J’ai grandi dans une famille religieuse où l’on me voyait comme l’enfant calme, discret, parfois turbulent, mais toujours attaché à la parole de Dieu. Comme beaucoup de jeunes, mes rêves étaient simples : réussir, rendre mes parents fiers, avancer avec droiture.
Le 24 juillet 2018, tout semblait aller dans ce sens : j’avais décroché mon baccalauréat et été orienté à l’Université Félix Houphouët-Boigny. Mes parents pensaient m’offrir les meilleures conditions en me confiant à des proches, à Cocody. Nourriture, électricité, maison confortable : tout semblait réuni pour réussir. Mais derrière les murs de la villa, une autre réalité m’attendait.
Quand le rêve devient cauchemar
Très vite, mes tuteurs ont rejeté la filière que j’avais choisie : la criminologie. Pour eux, ce n’était pas une vraie voie. Alors, au lieu de m’encourager, ils ont commencé à m’empêcher d’étudier. Mes cahiers disparaissaient, mes heures de révisions étaient confisquées.
Chaque jour, je devais me lever à 4h du matin pour accomplir des tâches ménagères sans fin : nettoyage, cuisine, entretien. J’accompagnais mes cousins à l’école, avant de courir à mes cours épuisé. En classe, mes yeux se fermaient malgré moi. Peu à peu, la fatigue s’est transformée en colère, puis en haine silencieuse.
La descente dans l’ombre
Au fil des mois, le mal-être est devenu insupportable. Je n’avais plus goût à la vie, et mes pensées se sont assombries. Plusieurs fois, j’ai cherché à disparaître, à en finir. Mais la mort me fuyait.
Ne trouvant aucun soutien, je me suis réfugié dans des échappatoires dangereuses : d’abord la drogue, ensuite l’alcool, puis les excès en tout genre. Chaque fois que je pensais y trouver un soulagement, je m’enfonçais un peu plus.

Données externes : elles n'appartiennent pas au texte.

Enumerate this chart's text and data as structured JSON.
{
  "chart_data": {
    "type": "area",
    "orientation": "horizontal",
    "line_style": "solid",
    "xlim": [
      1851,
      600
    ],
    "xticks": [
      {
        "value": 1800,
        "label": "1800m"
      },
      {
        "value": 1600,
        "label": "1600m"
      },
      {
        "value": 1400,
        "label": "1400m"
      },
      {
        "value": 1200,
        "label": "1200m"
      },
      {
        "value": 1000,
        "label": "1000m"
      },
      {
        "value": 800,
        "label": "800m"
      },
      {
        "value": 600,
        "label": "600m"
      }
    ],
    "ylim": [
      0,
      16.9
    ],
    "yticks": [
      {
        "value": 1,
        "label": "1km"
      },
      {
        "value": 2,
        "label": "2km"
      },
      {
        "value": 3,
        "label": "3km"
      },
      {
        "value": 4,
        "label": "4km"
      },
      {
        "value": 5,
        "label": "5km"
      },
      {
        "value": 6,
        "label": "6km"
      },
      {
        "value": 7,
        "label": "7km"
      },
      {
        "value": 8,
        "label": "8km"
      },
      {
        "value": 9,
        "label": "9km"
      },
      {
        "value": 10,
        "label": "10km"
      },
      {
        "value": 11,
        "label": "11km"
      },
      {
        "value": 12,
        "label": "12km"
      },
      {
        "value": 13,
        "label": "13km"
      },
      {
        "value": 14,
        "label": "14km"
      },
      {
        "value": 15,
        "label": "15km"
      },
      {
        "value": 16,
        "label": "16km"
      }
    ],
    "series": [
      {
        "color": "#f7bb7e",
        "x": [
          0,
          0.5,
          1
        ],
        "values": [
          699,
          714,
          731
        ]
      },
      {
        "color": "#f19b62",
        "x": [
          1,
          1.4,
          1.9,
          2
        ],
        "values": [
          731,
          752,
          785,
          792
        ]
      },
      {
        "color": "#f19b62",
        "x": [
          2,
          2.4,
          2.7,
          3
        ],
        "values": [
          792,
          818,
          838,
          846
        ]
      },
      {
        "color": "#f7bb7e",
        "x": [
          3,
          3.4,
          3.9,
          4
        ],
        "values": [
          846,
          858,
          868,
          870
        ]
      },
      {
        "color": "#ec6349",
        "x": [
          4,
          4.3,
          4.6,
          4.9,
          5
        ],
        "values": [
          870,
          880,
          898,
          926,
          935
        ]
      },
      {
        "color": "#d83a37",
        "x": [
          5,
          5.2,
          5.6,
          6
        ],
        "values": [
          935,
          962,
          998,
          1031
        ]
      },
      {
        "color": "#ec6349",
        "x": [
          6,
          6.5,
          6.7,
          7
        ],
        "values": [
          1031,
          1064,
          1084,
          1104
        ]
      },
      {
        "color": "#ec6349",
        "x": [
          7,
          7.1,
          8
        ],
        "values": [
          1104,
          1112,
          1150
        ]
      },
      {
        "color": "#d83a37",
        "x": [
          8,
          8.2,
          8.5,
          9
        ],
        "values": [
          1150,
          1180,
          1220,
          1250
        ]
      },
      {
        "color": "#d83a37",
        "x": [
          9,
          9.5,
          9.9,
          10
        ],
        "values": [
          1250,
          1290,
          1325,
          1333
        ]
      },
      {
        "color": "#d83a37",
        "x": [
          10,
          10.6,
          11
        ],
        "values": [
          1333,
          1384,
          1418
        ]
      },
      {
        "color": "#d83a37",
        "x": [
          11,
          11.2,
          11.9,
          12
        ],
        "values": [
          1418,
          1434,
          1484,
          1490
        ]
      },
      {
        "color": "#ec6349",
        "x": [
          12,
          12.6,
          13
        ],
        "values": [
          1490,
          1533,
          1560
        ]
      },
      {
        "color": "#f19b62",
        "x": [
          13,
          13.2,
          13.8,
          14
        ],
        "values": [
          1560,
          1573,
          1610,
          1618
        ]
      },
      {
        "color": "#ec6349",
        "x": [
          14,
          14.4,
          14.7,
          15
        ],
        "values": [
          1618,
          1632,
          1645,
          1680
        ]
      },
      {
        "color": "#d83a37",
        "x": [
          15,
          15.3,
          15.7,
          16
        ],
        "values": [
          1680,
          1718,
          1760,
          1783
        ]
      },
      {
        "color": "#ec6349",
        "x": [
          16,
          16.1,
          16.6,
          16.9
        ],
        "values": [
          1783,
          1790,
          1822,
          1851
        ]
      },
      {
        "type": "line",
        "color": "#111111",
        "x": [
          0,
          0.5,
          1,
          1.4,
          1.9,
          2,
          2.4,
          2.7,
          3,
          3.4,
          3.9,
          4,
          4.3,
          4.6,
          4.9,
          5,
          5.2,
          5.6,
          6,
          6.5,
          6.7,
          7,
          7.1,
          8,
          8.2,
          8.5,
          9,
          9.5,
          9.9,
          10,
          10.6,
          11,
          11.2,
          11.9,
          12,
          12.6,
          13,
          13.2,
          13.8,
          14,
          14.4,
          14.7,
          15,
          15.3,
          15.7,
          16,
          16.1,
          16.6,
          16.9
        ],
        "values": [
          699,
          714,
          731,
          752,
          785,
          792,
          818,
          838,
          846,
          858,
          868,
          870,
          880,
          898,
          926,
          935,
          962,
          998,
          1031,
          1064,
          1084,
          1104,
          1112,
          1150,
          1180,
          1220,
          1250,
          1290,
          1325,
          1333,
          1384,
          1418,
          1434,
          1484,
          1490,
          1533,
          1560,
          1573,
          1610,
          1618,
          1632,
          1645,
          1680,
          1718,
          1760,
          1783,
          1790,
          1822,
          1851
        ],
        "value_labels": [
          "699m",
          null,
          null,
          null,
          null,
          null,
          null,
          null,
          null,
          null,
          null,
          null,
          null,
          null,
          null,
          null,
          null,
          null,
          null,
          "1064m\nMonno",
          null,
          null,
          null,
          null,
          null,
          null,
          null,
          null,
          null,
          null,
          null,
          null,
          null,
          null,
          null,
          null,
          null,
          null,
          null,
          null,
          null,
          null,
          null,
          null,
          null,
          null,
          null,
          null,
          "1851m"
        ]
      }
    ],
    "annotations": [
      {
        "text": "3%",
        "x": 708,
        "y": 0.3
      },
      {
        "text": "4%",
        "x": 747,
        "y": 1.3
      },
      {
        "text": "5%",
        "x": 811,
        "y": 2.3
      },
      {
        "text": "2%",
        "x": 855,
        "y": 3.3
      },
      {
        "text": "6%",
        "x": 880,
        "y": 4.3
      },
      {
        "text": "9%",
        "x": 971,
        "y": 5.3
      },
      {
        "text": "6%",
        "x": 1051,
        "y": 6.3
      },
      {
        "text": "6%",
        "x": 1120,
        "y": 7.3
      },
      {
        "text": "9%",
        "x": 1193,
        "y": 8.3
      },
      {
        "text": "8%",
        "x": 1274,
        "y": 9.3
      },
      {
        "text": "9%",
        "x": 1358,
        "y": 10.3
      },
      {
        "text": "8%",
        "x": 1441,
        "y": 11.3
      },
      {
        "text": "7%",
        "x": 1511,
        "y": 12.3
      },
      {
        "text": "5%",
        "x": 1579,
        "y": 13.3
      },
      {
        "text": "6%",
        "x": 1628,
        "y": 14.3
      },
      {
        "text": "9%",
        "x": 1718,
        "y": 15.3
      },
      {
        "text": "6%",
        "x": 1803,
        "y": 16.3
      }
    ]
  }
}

Mon quotidien est devenu un mélange de dépendances, d’errances nocturnes et de solitude. J’étais devenu l’ombre de moi-même.
La prison intérieure
Même si j’ai échappé de justesse à des arrestations et à des drames plus graves, je savais que j’étais déjà prisonnier. Prisonnier de mes choix, de mes addictions, de ma haine et de mes blessures intérieures.
Je m’isolais de plus en plus, noyant mes jours dans l’alcool, la pornographie et les dérives. Je ne reconnaissais plus l’enfant que j’avais été, ni les rêves qui m’avaient animé.
Un cri pour ne pas sombrer
Aujourd’hui, si je partage cette histoire, ce n’est pas pour choquer. C’est pour prévenir. Parce que je sais qu’il y a d’autres jeunes comme moi, d’autres étudiants, d’autres enfants de familles respectables qui se perdent dans le silence de leur souffrance.
Une mauvaise orientation, une famille toxique, un sentiment d’abandon… et la vie bascule.